Transnationalism and Temperament: Putting Sociability to Work
When it comes to placing the study of American history in a larger international context, sociability in a scholar acts equally as an asset and a liability.
It serves as an asset because sociable historians will put everything they have into a lively discussion of the international and transnational context of American history. We will invest hours and hours in this wonderful mental sport, and all sorts of assumptions about American history’s claims on the unique and the exceptional will emerge from this exercise in a destabilized and rattled state.
But that moves us quickly to the liability: very sociable historians will not find a moment to put these ideas and insights into writing. They will move on to the next exhilarating discussion, skipping over all the hard work of actually making something of those fresh ideas.
If social psychologists choose to study this pattern, I will be their lab animal of preference. Taking Hansel and Gretel as role models, I marked my career path with the historiographic equivalent of their bread crumbs, leaving in my wake a languishing project on the connections between attitudes toward desert landscapes in the U.S. West and Australia; a forfeited inquiry into the similarities and the differences between utopian communities in U.S. western expansion and Israeli expansion; a number of withered initiatives to transcend the Canadian/U.S. West border; and, most ambitious and also most abandoned of all, a project comparing imperialism and colonialism in certain locales in Africa, the Middle East, and the U.S. West.
That last project arose from the lucky opportunity to teach a capstone course for senior history majors. Joining up with the University of Colorado’s African historian Chidi Nwaubani and the Middle Eastern historian James Jankowski, I got to team-teach two courses tracking the patterns of invasion, conquest, dispossession, and forced assimilation in these geographically disparate locales. In 2000, what I learned in that course turned into my presidential speech for the Western History Association. Published as “Going West and Ending Up Global,” that essay marked a remarkable—but entirely unsustained—variation in my behavior: instead of just conversing away on the ideas to be gained from defying the borders of the nation-state, I actually stopped chatting long enough to put a few of those ideas into writing!
And then a few half-hearted efforts to interest a publisher in a book, co-authored with my team teachers, took the momentum out of this venture, revealing (what was at the time) the publishing world’s persistent preference for single-authored historical books, and also revealing my own persistent preference for scattered sociability over the exertion and discipline of writing a complicated book.

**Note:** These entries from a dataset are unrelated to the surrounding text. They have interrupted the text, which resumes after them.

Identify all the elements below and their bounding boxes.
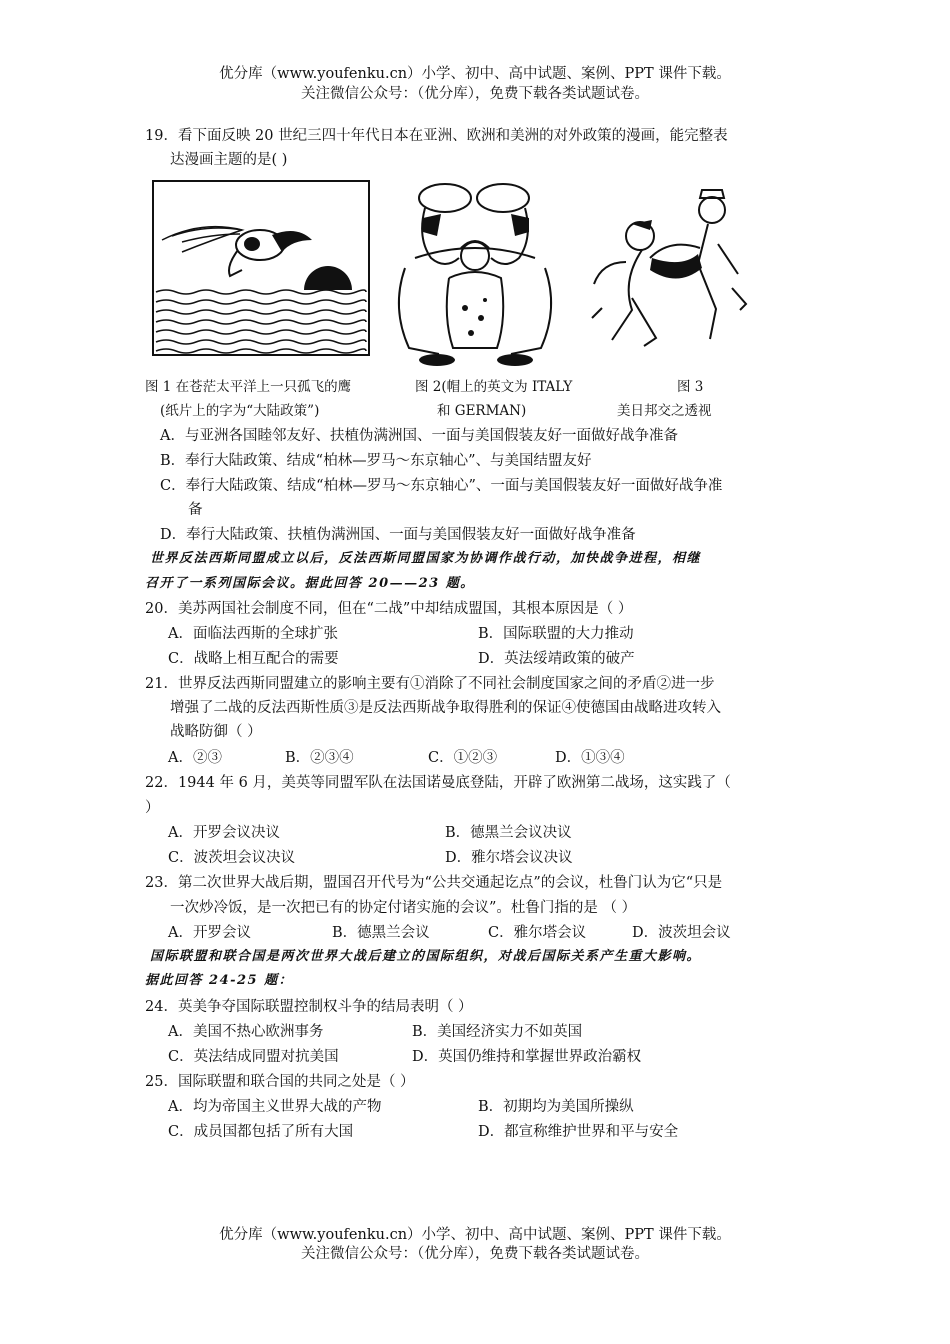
q20-stem: 20．美苏两国社会制度不同，但在“二战”中却结成盟国，其根本原因是（ ） bbox=[145, 601, 633, 617]
q23-option-b: B．德黑兰会议 bbox=[332, 925, 430, 941]
q22-option-c: C．波茨坦会议决议 bbox=[168, 850, 296, 866]
intro-24-25-line-1: 国际联盟和联合国是两次世界大战后建立的国际组织，对战后国际关系产生重大影响。 bbox=[150, 949, 702, 964]
q19-option-c-line-1: C．奉行大陆政策、结成“柏林—罗马～东京轴心”、一面与美国假装友好一面做好战争准 bbox=[160, 478, 723, 494]
q19-stem-line-2: 达漫画主题的是( ) bbox=[170, 152, 288, 168]
q22-option-a: A．开罗会议决议 bbox=[168, 825, 280, 841]
q25-option-d: D．都宣称维护世界和平与安全 bbox=[478, 1124, 679, 1140]
header-line-1: 优分库（www.youfenku.cn）小学、初中、高中试题、案例、PPT 课件下载。 bbox=[219, 66, 731, 82]
q24-option-c: C．英法结成同盟对抗美国 bbox=[168, 1049, 339, 1065]
q21-option-c: C．①②③ bbox=[428, 750, 498, 766]
figure-3-caption-line-1: 图 3 bbox=[677, 379, 704, 395]
q19-option-c-line-2: 备 bbox=[188, 502, 203, 518]
q23-option-a: A．开罗会议 bbox=[168, 925, 251, 941]
figure-2-axis-cartoon bbox=[385, 178, 567, 370]
figure-3-caption-line-2: 美日邦交之透视 bbox=[617, 403, 712, 419]
q24-option-a: A．美国不热心欧洲事务 bbox=[168, 1024, 324, 1040]
q21-option-b: B．②③④ bbox=[285, 750, 354, 766]
q23-option-d: D．波茨坦会议 bbox=[632, 925, 731, 941]
q22-stem-line-2: ） bbox=[145, 800, 160, 816]
q21-stem-line-1: 21．世界反法西斯同盟建立的影响主要有①消除了不同社会制度国家之间的矛盾②进一步 bbox=[145, 676, 715, 692]
q19-stem-line-1: 19．看下面反映 20 世纪三四十年代日本在亚洲、欧洲和美洲的对外政策的漫画，能完整表 bbox=[145, 128, 728, 144]
q25-option-b: B．初期均为美国所操纵 bbox=[478, 1099, 634, 1115]
q19-option-a: A．与亚洲各国睦邻友好、扶植伪满洲国、一面与美国假装友好一面做好战争准备 bbox=[160, 428, 678, 444]
intro-20-23-line-1: 世界反法西斯同盟成立以后，反法西斯同盟国家为协调作战行动，加快战争进程，相继 bbox=[150, 551, 702, 566]
q19-option-d: D．奉行大陆政策、扶植伪满洲国、一面与美国假装友好一面做好战争准备 bbox=[160, 527, 636, 543]
figure-2-caption-line-2: 和 GERMAN) bbox=[437, 403, 527, 419]
q20-option-b: B．国际联盟的大力推动 bbox=[478, 626, 634, 642]
q21-stem-line-3: 战略防御（ ） bbox=[170, 724, 262, 740]
q22-option-b: B．德黑兰会议决议 bbox=[445, 825, 572, 841]
footer-line-2: 关注微信公众号：（优分库），免费下载各类试题试卷。 bbox=[301, 1246, 649, 1262]
intro-20-23-line-2: 召开了一系列国际会议。据此回答 20——23 题。 bbox=[145, 576, 475, 591]
q25-stem: 25．国际联盟和联合国的共同之处是（ ） bbox=[145, 1074, 415, 1090]
header-line-2: 关注微信公众号：（优分库），免费下载各类试题试卷。 bbox=[301, 86, 649, 102]
q20-option-a: A．面临法西斯的全球扩张 bbox=[168, 626, 338, 642]
figure-3-us-japan-cartoon bbox=[582, 188, 752, 353]
q23-option-c: C．雅尔塔会议 bbox=[488, 925, 587, 941]
q24-option-b: B．美国经济实力不如英国 bbox=[412, 1024, 583, 1040]
q23-stem-line-1: 23．第二次世界大战后期，盟国召开代号为“公共交通起讫点”的会议，杜鲁门认为它“只是 bbox=[145, 875, 723, 891]
figure-1-eagle-cartoon bbox=[152, 180, 370, 356]
q25-option-c: C．成员国都包括了所有大国 bbox=[168, 1124, 354, 1140]
q20-option-c: C．战略上相互配合的需要 bbox=[168, 651, 339, 667]
q21-option-a: A．②③ bbox=[168, 750, 222, 766]
q22-stem-line-1: 22．1944 年 6 月，美英等同盟军队在法国诺曼底登陆，开辟了欧洲第二战场，这实践了（ bbox=[145, 775, 731, 791]
figure-2-caption-line-1: 图 2(帽上的英文为 ITALY bbox=[415, 379, 573, 395]
q21-stem-line-2: 增强了二战的反法西斯性质③是反法西斯战争取得胜利的保证④使德国由战略进攻转入 bbox=[170, 700, 721, 716]
figure-1-caption-line-1: 图 1 在苍茫太平洋上一只孤飞的鹰 bbox=[145, 379, 352, 395]
q23-stem-line-2: 一次炒冷饭，是一次把已有的协定付诸实施的会议”。杜鲁门指的是 （ ） bbox=[170, 900, 637, 916]
q20-option-d: D．英法绥靖政策的破产 bbox=[478, 651, 635, 667]
q24-stem: 24．英美争夺国际联盟控制权斗争的结局表明（ ） bbox=[145, 999, 473, 1015]
footer-line-1: 优分库（www.youfenku.cn）小学、初中、高中试题、案例、PPT 课件下载。 bbox=[219, 1227, 731, 1243]
q19-option-b: B．奉行大陆政策、结成“柏林—罗马～东京轴心”、与美国结盟友好 bbox=[160, 453, 592, 469]
q25-option-a: A．均为帝国主义世界大战的产物 bbox=[168, 1099, 382, 1115]
intro-24-25-line-2: 据此回答 24-25 题： bbox=[145, 973, 294, 988]
figure-1-caption-line-2: (纸片上的字为“大陆政策”) bbox=[160, 403, 320, 419]
q22-option-d: D．雅尔塔会议决议 bbox=[445, 850, 573, 866]
q24-option-d: D．英国仍维持和掌握世界政治霸权 bbox=[412, 1049, 642, 1065]
q21-option-d: D．①③④ bbox=[555, 750, 625, 766]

All these false starts are now only ghost presences hovering in the vicinity of my vita. But in these incomplete enterprises, I saw the future—and it would have worked if I had been able to summon up greater resources of resolution and discipline.
Better managed and directed, sociability could have grown as an asset and diminished as a liability. Transnational and comparative history provides a wonderful platform for camaraderie and shared enterprise among scholars, and the satisfactions of exhilarating intellectual adventure can drive hard work.
And so, with apologies to the writers of the U.S. Constitution, I now draw on two particularly striking phrases, appearing in this issue of The American Historian, to craft a first draft of a call to action. In her article, “The Ocean, the Continent, and the Nation,” Jane Kamensky makes a compelling case for the power of transnational perspectives to reveal “a more contingent nation.” And in his article, “Lehren und Lernen: Teaching U.S. History in Germany,” Joseph Crespino refers with admirable forthrightness to “the tyranny of specialization.”
And so, with apologies to the writers of the U.S. Constitution and to Professors Kamensky and Crespino, here we go:
We, the Organization of American Historians, in order to study “a more contingent nation,” now declare our individual and shared determination to rattle, befuddle, scramble, and confound “the tyranny of specialization.”
Like every effort at capturing insights, this one could use a few more drafts guided by congenial colleagues and collaborators—i.e., the members of the OAH.
PATTY LIMERICK is president of the OAH, professor of history at the University of Colorado Boulder, and faculty director and chair of the board of the Center of the American West. She is the author of several books, including A Ditch in Time: The City, the West, and Water (2012) and The Legacy of Conquest: The Unbroken Past of the American West (1987). She is an OAH Distinguished Lecturer.
 Patricia Nelson Limerick, “Going West and Ending Up Global,” Western Historical Quarterly, 32 (Spring 2001), 5–23.